ノベルやコミックなど、さまざまな展開を見せる『Halo』ユニバースだが、その最新コンテンツとして、紹介されたのがアニメシリーズ『The Fall of Reach』。こちらは三部作となる模様で、スパルタンプログラムが生まれたころが描かれるという。「シリーズのゴールはマスターチーフやブルーチームの成り立ちをより深く理解してもらえるようにすることにあります。6歳の子どもたちが家族から引き離されてプログラムに入れられるという暗黒の時代で、子どもたちが苦悩しつつ、お互いの関係を築いていく様子がわかるようになっています」と、イアン・カービー氏。この『The Fall of Reach』は、『Halo 5: Guardians』の限定版を購入すれば視聴可能になるとのこと。さらに、その1週間後からは“Halo Channel”で見られるようだ。
“Halo Channel”と言えば朗報が! つい先日“Halo Channel”のアプリがiOSとAndroidで配信を開始したというのだ。こちらは現時点では英語対応のみであるものの、手軽に『Halo』関連のコンテンツに触れられる絶好の場所と言えるだろう。
さて、パネルでは、さすがに最新作の『Halo 5:Guardians』に触れないわけにはいかない……というわけで、いくつかの興味深い発言を聞くことができた。それによると……。
「本作では、マスターチーフがどこに行き、何をしてきたのかが、ふたつのチームの視点を通して語られることになります。ストーリーとキャラクターをどのように生き生きしたものにするかが課題でした。ふたつのチームの4人のキャラクターが、それぞれチームに貢献するので、個性的なキャラクターとして楽しんでもらえると思います。ストーリーを楽しみたいのならば、ゆっくりと時間をかけて、詳細を噛み締めながらプレイしてほしいですね」(ロックハート氏)
「ストーリーを語るキャンペーンに協力プレイが組み込まれているので、調整に難しいところもありました。異なるキャラクターやスタイルで何度もプレイすることによって、ゲームやストーリーを大きな視野で深く理解できると思います」(オコナー氏)

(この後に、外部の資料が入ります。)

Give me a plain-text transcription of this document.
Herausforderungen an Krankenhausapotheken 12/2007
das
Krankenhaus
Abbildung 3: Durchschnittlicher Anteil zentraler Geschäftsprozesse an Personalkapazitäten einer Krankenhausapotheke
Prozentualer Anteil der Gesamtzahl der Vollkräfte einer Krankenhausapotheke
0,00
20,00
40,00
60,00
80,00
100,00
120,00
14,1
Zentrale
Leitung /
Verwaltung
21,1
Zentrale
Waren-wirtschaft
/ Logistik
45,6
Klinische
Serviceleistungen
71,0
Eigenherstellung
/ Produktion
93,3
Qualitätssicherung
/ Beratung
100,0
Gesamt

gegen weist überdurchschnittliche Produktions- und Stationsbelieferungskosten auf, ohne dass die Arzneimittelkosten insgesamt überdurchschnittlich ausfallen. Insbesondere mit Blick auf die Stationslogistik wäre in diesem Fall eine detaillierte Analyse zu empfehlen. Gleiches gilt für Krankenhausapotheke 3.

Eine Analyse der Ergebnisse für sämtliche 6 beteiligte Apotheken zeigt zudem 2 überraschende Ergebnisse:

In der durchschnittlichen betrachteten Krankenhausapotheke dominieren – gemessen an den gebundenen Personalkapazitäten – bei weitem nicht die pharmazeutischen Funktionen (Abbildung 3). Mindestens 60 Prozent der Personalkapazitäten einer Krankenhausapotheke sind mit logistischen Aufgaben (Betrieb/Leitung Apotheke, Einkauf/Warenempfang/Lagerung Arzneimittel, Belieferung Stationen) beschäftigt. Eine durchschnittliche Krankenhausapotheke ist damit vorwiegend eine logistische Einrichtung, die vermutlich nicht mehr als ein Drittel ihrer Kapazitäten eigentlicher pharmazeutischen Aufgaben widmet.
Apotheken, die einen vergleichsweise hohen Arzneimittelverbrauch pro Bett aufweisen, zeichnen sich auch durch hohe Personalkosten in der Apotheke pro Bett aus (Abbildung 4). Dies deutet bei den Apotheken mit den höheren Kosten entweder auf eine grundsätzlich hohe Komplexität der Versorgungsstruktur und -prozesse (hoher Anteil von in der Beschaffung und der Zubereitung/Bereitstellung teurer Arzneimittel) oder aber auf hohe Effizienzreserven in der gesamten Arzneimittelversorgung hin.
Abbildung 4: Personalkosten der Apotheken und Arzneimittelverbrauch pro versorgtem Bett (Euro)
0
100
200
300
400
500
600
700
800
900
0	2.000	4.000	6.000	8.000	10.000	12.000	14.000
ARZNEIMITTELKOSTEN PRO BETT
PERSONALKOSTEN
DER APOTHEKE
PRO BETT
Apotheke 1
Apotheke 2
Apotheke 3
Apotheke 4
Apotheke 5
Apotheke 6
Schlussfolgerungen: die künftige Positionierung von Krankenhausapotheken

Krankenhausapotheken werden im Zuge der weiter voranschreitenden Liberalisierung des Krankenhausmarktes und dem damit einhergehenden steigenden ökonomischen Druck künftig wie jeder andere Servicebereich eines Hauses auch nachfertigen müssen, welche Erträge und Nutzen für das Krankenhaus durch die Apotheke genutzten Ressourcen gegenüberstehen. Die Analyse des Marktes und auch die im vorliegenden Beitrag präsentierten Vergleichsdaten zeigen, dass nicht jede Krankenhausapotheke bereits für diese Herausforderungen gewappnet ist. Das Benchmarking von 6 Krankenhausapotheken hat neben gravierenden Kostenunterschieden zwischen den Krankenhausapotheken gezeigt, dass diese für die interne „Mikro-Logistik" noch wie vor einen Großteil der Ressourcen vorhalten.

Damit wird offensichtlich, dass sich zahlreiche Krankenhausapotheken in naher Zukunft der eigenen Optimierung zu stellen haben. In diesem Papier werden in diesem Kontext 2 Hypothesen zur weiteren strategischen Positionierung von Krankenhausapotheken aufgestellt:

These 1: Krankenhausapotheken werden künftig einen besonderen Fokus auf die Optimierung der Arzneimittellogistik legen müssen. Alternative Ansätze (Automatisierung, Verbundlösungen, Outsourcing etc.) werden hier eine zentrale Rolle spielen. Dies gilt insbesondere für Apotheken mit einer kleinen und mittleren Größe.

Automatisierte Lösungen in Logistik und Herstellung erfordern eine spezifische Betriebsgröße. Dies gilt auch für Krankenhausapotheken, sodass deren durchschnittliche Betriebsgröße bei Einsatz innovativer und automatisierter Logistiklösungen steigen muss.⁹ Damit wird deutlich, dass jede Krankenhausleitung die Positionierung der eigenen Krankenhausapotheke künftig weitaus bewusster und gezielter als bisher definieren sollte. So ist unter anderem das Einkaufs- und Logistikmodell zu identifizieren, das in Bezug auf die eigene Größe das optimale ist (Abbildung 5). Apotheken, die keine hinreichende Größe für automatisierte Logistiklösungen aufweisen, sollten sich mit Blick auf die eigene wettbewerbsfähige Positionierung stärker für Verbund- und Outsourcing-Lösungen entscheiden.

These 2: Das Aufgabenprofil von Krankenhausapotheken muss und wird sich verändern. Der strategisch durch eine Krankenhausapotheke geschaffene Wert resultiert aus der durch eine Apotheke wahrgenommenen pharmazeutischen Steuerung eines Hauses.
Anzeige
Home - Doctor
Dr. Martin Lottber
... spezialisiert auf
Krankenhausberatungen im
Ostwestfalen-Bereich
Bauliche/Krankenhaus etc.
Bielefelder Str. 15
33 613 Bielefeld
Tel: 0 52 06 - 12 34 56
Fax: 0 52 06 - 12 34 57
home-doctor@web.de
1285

ちなみに、これだけユニバースが広がると、世界観の統一性に苦慮しそうなものだが、「さまざまなクリエティブな努力がパズルのように組み合わされてストーリーが構成されていますが、どのように仕事をしているのですか?」との、ウルフキル氏のユーザーの疑問を代弁しての質問には、「つねにネットワークを駆使して連携をとっています。複雑なようですがコミュニケーションが取れているので、けっこうシンプルです。軸となるメインストーリーがあって、そこからさまざまな方向に進められるんです」(オコナー氏)とのこと。
この発言を聞いて、やっぱり根幹となる揺るぎないバックボーンがあってこそ初めて、“『Halo』ユニバース”という広がりを持たせられるんだなあと改めて認識しつつ、世界観を構築するクリエイター陣の良好なリレーションシップを実感。いずれにせよ、今後のさらなる“『Halo』ユニバース”の広がりが楽しみです。